How hi-tech hops are keeping beer bitter in Spain as climate bites

Outside a warehouse in northwestern Spain, it's a freezing, foggy morning but inside it's balmy, the warmth and LED lights fooling 360 hop plants to flower as if it were late August.

How hi-tech hops are keeping beer bitter in Spain as climate bites

Mounted on a soaring grid system of cables and wire, these vigorous climbing plants are in full flower, covered in delicate papery-green hops which are prized for giving beer its unique aroma and crisp, refreshing bitterness.

Normally farmed outside, the hop plants are part of a unique indoor farming project by Spanish startup Ekonoke, which has developed an alternative way to cultivate this climate-vulnerable crop in order to protect the drinkability of beer.

Experts say rising temperatures and increased droughts have made Europe’s hop harvests increasingly unpredictable, lowering yields and reducing the quality of the alpha acids in its resins and oils that are so crucial to the taste and character of different beers.

“Climate change is affecting the field, and last year we were down 40 percent on hop production in Europe,” said Giacomo Guala, policy adviser on hops for Copa-Cogeca, which groups the European Union’s main farmers unions.

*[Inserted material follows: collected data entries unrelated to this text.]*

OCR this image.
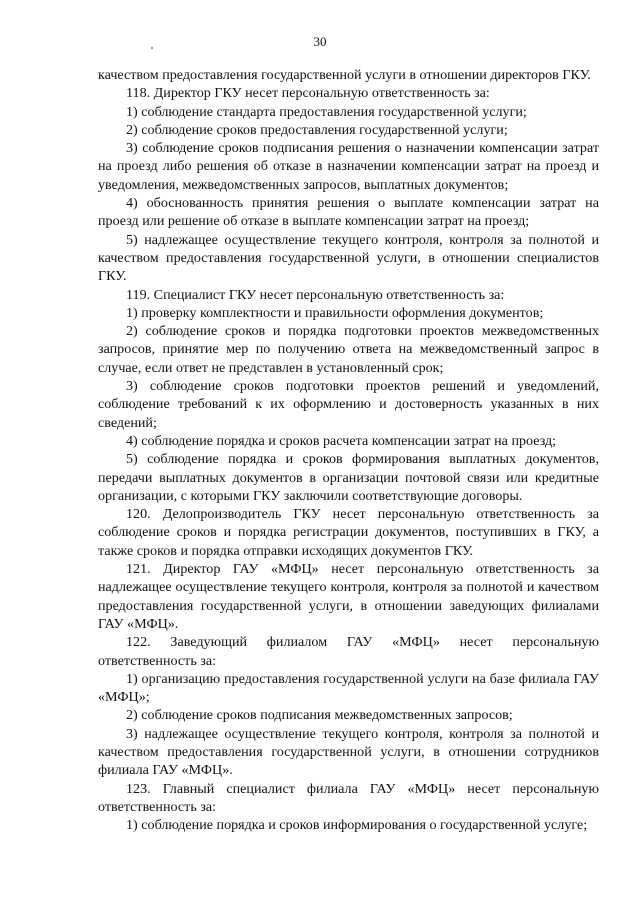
30

качеством предоставления государственной услуги в отношении директоров ГКУ.

118. Директор ГКУ несет персональную ответственность за:

1) соблюдение стандарта предоставления государственной услуги;

2) соблюдение сроков предоставления государственной услуги;

3) соблюдение сроков подписания решения о назначении компенсации затрат на проезд либо решения об отказе в назначении компенсации затрат на проезд и уведомления, межведомственных запросов, выплатных документов;

4) обоснованность принятия решения о выплате компенсации затрат на проезд или решение об отказе в выплате компенсации затрат на проезд;

5) надлежащее осуществление текущего контроля, контроля за полнотой и качеством предоставления государственной услуги, в отношении специалистов ГКУ.

119. Специалист ГКУ несет персональную ответственность за:

1) проверку комплектности и правильности оформления документов;

2) соблюдение сроков и порядка подготовки проектов межведомственных запросов, принятие мер по получению ответа на межведомственный запрос в случае, если ответ не представлен в установленный срок;

3) соблюдение сроков подготовки проектов решений и уведомлений, соблюдение требований к их оформлению и достоверность указанных в них сведений;

4) соблюдение порядка и сроков расчета компенсации затрат на проезд;

5) соблюдение порядка и сроков формирования выплатных документов, передачи выплатных документов в организации почтовой связи или кредитные организации, с которыми ГКУ заключили соответствующие договоры.

120. Делопроизводитель ГКУ несет персональную ответственность за соблюдение сроков и порядка регистрации документов, поступивших в ГКУ, а также сроков и порядка отправки исходящих документов ГКУ.

121. Директор ГАУ «МФЦ» несет персональную ответственность за надлежащее осуществление текущего контроля, контроля за полнотой и качеством предоставления государственной услуги, в отношении заведующих филиалами ГАУ «МФЦ».

122. Заведующий филиалом ГАУ «МФЦ» несет персональную ответственность за:

1) организацию предоставления государственной услуги на базе филиала ГАУ «МФЦ»;

2) соблюдение сроков подписания межведомственных запросов;

3) надлежащее осуществление текущего контроля, контроля за полнотой и качеством предоставления государственной услуги, в отношении сотрудников филиала ГАУ «МФЦ».

123. Главный специалист филиала ГАУ «МФЦ» несет персональную ответственность за:

1) соблюдение порядка и сроков информирования о государственной услуге;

“You don’t get rain when you’re supposed to, or too much rain when you’re not supposed to, so that predictability is no longer there,” he told AFP.

Hi-tech hops

Brewers are already feeling that unpredictability.

Having a stable supply of hops was “crucial” as there was no alternative to give that bitterness, explained Jose Luis Olmedo, head of research and development at Cosecha de Galicia, the innovation arm of Spanish brewer Hijos de Rivera, which makes Estrella Galicia beer.

Reliant until now on field-grown hops, the Galicia-based brewer quickly saw the potential of the indoor hops grown by Ekonoke.

When the startup raised €4.2 million in investment rounds in 2022, it said “a significant” chunk of it came from the brewer.

An employee hand-picks indoor-grown hops during harvest at Ekonoke company’s facility. (Photo by Brais Lorenzo / AFP)

It also caught the attention of the world’s largest brewer AB InBev, joining its startup accelerator programme.

“What brewers are most interested in is the guaranteed supply of quantity and quality,” said Ekonoke chief executive Ines Sagrario at their 1,200-square-metre (13,000-square-foot) pilot farm in Chantada, where they harvested their first crop in mid-February.

They began trials at their Madrid lab in 2019, starting with four plants and scaling to 24, slashing the growing time and using “15 times less water” than outdoors, while aiming “to reach 20”.

“In this warehouse, we control all the environmental and nutrient parameters and the lighting factors, using LED lights to provide the plant what it needs when it needs it,” said Sagrario.

The lights replicate the different colours and intensity of sunlight at each stage of the growth cycle when they bathe the rapidly growing plants in an ambient purple glow.

Halving the growth cycle

The heady scent of hops permeates the air as a huge bine laden with hop cones is cut from its trellis, tumbling to the floor before being carried out to a red harvesting machine.

Grown without soil, the bines are fed by a closed system that allows constant reuse of the nutrient-infused water and doesn’t use pesticides, relying instead on tightly controlled access protocols.

“In the field, although the cycle is six months, they can only harvest once a year, because you need the correct growing conditions,” said agronomist and chief operations officer Ana Saez.

Ana Saez, 45, agronomist and chief operating officer, harvests indoor-grown hops at Ekonoke. (Photo by Brais Lorenzo / AFP)

“Here, as we can control and replicate ‘spring’, we’ve reduced the crop cycle to three months.”

Multiple trials had shown their hops contained “more alpha acids per kilogram” than those in the field, Saez said, pointing to the abundance of yellow powdery lupulin clinging to the cones.

By summer, three grow rooms will be operational with more than 1,000 plants maturing on a staggered basis.

“Once we finish learning everything we need to learn in this pilot, we will be building a full-scale industrial facility with 12,000 square metres of growing area,” said Sagrario, whose 12-strong team has so far managed to replicate five different hop cultivars.

For Hijos de Rivera, it’s a project of “strategic” importance, with the brewer planning to have the facility fully operational “by the end of 2025”, said Olmedo.

Mirek Trnka, a bioclimatologist from the Czech Academy of Sciences, said hydroponics was one solution, but scaling up to meet market demands would be tricky.

“Even though the hop is a minority crop, you’d have to upsize operations quite significantly to match the current production globally by hydroponic growth,” he told AFP.

At Ekonoke, they see their role as using science and technology to protect the hops’ biodiversity and eventually developing new hybrids “to give more quantity and quality using less resources”.

“People ask us if hop farmers outdoors feel threatened by us, but we’re not threatening them. Climate change is threatening them,” said Sagrario.